Skip to content

WillAyd/nanopandas

Repository files navigation

For usage you can simply pip install .

If developing install nanobind then:

cmake -S . -B build
cmake --build build
cd build/src

You can then run the test suite from the build folder with python -m pytest ../../tests

Usage:

>>> import nanopandas as nanopd
>>> arr = nanopd.StringArray(["foo", "bar", "baz", "baz", None])
>>> arr.size
5
>>> arr.nbytes
48
>>> arr.dtype
'large_string[nanoarrow]'
>>> arr.to_pylist()
['foo', 'bar', 'baz', 'baz', None]
>>> arr.unique().to_pylist()
['bar', 'baz', 'foo']

Note that we use utf8proc for string handling:

>>> import nanopandas as nanopd
>>> arr = nanopd.StringArray(["üàéµ"])
>>> arr.upper().to_pylist()
['ÜÀÉΜ']
>>> arr.capitalize().to_pylist()
['Üàéµ']

Developing with sanitizers can work.

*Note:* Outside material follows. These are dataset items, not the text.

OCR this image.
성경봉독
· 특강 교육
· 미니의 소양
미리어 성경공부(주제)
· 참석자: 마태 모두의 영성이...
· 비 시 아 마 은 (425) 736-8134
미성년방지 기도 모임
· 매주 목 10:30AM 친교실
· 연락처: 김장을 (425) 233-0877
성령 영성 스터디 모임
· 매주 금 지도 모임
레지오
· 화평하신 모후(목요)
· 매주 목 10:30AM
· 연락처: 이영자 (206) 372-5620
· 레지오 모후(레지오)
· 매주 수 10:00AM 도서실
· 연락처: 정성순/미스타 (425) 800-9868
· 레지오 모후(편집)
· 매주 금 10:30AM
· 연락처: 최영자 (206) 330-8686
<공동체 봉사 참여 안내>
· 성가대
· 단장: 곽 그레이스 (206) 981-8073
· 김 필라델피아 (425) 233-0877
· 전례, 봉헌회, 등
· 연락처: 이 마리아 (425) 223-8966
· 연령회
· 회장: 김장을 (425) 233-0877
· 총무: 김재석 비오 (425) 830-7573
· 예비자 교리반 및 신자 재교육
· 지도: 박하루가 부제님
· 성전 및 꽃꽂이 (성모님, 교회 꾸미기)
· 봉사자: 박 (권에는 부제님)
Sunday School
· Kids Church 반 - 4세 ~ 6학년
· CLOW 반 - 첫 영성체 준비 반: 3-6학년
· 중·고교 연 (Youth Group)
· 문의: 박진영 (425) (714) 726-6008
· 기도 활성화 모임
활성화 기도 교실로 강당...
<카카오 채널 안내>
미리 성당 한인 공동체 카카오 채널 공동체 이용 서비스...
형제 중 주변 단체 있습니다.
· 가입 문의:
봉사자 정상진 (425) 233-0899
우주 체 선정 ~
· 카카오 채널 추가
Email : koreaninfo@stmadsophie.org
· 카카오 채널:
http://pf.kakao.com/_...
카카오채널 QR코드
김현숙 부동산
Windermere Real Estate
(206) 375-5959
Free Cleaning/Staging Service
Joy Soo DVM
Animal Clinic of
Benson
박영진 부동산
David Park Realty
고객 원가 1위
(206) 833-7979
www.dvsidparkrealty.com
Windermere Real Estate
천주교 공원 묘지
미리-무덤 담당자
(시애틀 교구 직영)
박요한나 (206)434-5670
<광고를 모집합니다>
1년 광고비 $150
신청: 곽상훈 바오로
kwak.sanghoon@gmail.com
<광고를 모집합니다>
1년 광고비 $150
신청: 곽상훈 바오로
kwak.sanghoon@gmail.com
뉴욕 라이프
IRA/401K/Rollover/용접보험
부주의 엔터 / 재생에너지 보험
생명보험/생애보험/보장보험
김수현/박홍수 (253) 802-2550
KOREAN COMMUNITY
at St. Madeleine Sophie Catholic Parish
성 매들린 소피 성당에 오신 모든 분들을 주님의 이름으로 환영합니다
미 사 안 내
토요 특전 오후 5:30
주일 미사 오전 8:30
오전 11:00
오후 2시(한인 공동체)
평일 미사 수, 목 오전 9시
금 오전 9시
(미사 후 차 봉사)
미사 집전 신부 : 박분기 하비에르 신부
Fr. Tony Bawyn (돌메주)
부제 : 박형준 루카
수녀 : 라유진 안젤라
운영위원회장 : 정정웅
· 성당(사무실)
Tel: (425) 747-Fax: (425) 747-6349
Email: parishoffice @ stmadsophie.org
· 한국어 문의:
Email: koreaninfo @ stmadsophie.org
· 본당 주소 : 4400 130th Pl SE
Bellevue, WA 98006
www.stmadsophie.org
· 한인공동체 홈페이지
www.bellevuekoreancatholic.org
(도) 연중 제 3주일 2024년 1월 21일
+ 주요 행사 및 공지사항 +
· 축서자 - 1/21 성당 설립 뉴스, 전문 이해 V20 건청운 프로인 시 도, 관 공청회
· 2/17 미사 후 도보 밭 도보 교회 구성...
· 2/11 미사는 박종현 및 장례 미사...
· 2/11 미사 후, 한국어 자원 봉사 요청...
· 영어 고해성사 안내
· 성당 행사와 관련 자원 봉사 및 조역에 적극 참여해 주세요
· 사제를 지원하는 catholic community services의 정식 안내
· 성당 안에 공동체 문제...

Try this cmake config from the project root:

cmake -S . -B build -DCMAKE_BUILD_TYPE=Debug -DCMAKE_EXPORT_COMPILE_COMMANDS=ON -DUSE_SANITIZERS=ON
cmake --build build
cd build/src
ASAN_OPTIONS="detect_leaks=0" LD_PRELOAD="$(gcc -print-file-name=libasan.so)" python -m pytest -s ../../tests/